I set optimization to O2 and added the UNROLL pragma. Now the FOR loop code executes as fast as the manually unrolled C code. On other thing that I tried is moving the h variable into the structure instead of having a separate array for it. After I did that, the execution time for 32 points dropped from 1.7us to 1.25us. That is getting very close to what I was achieving in the optimized assembly routine on the C28x + FPU. With everything in the array of structures, I think the compiler is better able to make use of indexing.
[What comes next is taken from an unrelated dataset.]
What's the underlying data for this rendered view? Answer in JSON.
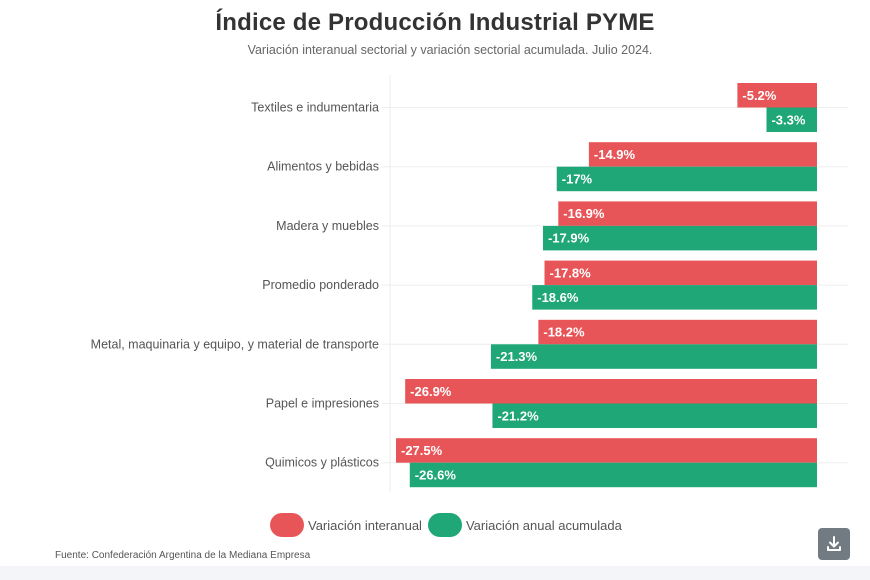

I've attached a file with the generated assembly code for just CLA Task 1.
typedef struct {
float zSqrSum;
float hzSum;
float h;
} t_BasicStats;
t_BasicStats TDD_BasicStats[SIZE];
float h[SIZE];
float r;
__interrupt void Cla1Task1 ( void )
{
uint16_t j;
float rSqr;
rSqr = r * r;
#pragma UNROLL(SIZE)
for (j = 0; j < SIZE; j++)
{
TDD_BasicStats[j].zSqrSum += rSqr;
TDD_BasicStats[j].hzSum += TDD_BasicStats[j].h * r;
}
}
Yeah that unrolled loop looks pretty compact to me. Dont think there's much room for improvement there. Getting rid of the GPIO set and clear should get rid of about 16 instructions, so there is some saving there but then you wouldn't be able to measure the elapsed time on a scope.